I'm pretty sure Kiffin, the longtime NFL defensive coordinator just hired by Dallas to replace the fired Rob Ryan, isn't clicking his heels at the news that Kelly reconsidered and accepted the Eagles offer in the past 24 hours. Kiffin just did a stint as defensive coordinator at USC on his son, Lane's staff. Kelly's Oregon Ducks averaged 50 points and 601 yards of offense against Kiffin's Trojans. Welcome to Dallas, Monte.

And if you're Giants defensive coordinator Fewell, in the span of less than a year, you've had Washington draft Griffin and Philadelphia hire Kelly, greatly complicating at least four of your game plans each and every season. Even Washington's Haslett now gets a taste of what the other three NFC East teams had to deal with this season.

And before the Kelly era in Philadelphia has really even begun, let's dispel one misconception that has already sprung up around him. According to sources who have watched him work up close, Kelly is anything but the Spurrier-like offensive genius who cares little about the other parts of the game.
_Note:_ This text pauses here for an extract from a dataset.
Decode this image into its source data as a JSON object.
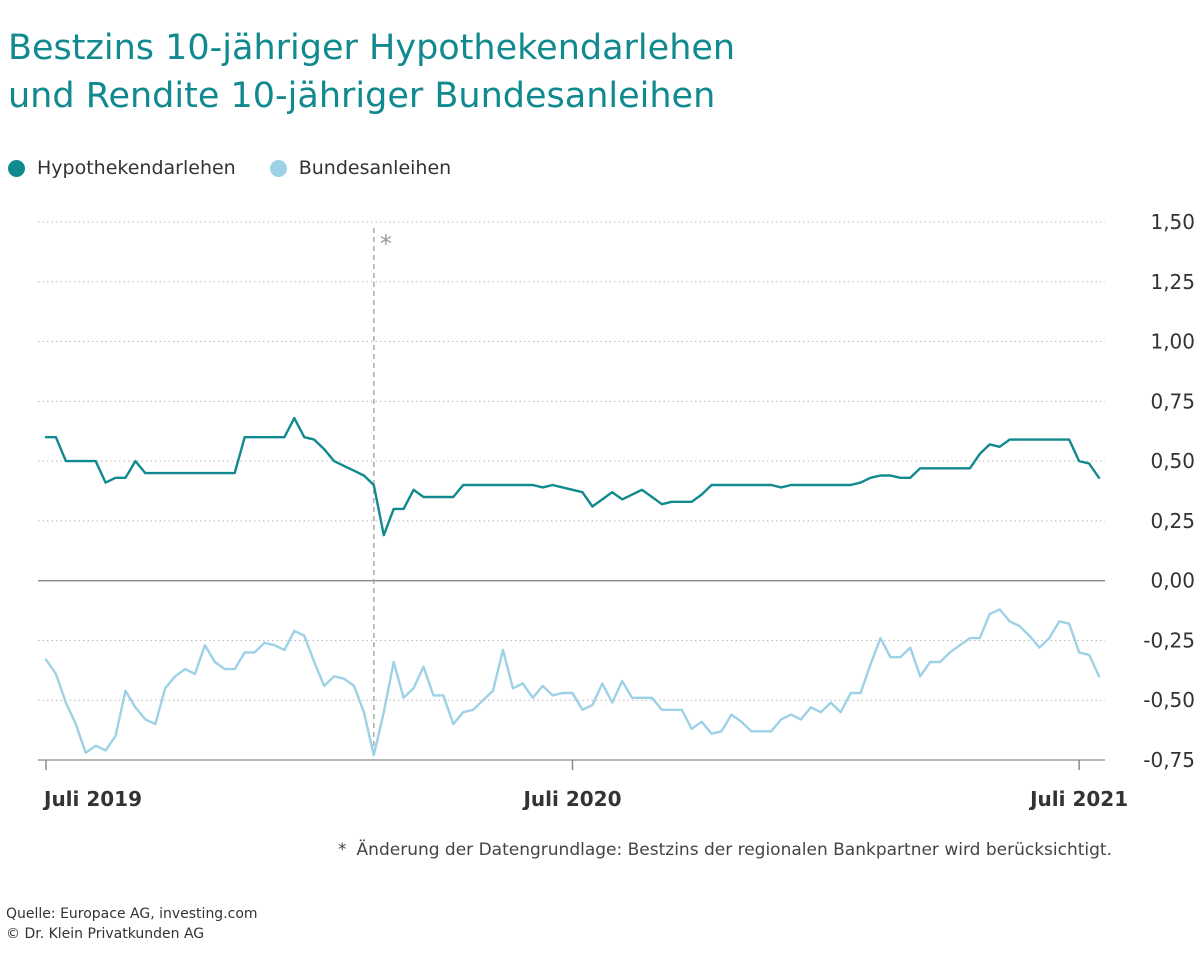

He's known as a tough guy, and one who can be demanding and exacting on his players, at every position. He wants his team to play smart and fast-paced at all times, and he holds people accountable for mistakes. Far from being a warm and fuzzy "player's coach,'' Kelly takes a tough-minded approach to the game.

That should position him quite well in the rough-and-tumble NFC East, which plays a tough, physical brand of football and believes in rushing the passer as one of its primary tenets for success. The Giants, Cowboys and Redskins have pass rushers, and the Eagles have had them in the recent past, if not in 2012. Those who know him say Kelly's confidence and go-for-it attitude will permeate his entire roster, and reinvigorate an Eagles organization that largely became too staid and predictable in the late years of the Andy Reid era.

It's hard to know if Kelly's circuitous route to Philadelphia -- see his on-again, off-again courtship by the Eagles in the past two weeks -- will have any lasting effect, or play a part in setting a tone of indecisiveness early on in his tenure. He seemed conflicted about joining the NFL for the first time roughly 12 days ago, and perhaps we'll never know what changed in his thinking.

But the Eagles clearly got their man, and have the right to feel their long and at times puzzling coaching search process was vindicated in the end. Kelly's offense does seem to be where the NFL is headed in many respects, and if he's as adaptable to the parts of it that don't fit in professional football as others say he'll be, Philadelphia might find itself suddenly ahead of the curve in the NFC East.

The quarterback question must be settled, of course, but on the surface the Eagles do seem an ideal match for Kelly's background. At Oregon, his fast-paced, high-pressure offense glorified speed above all else, and the consensus is Philadelphia's roster might feature more of it than any other NFL team. A fast break back into playoff contention is what the Eagles are seeking.

It's a copy-cat league, and if Kelly's offense takes the floundering Eagles to the postseason in 2013, there will be imitators, starting perhaps within an NFC East that once was known as a bastion of football tradition. But the game has changed, and Kelly's hiring in Philly just further underlines how offensive-driven the NFL has become. He wasn't the hottest name on this year's coaching carousel because he brought a new way to look at defense to football. The Eagles wanted Kelly desperately because passing and points lead the way back to the playoffs.

The playoffs were once a perennial reality in Philadelphia, but not lately. That change prompted Wednesday's change. Enter Kelly, college football's latest offensive genius. And come to think of it, trying to identify the next big thing in the NFL is as traditional as it gets.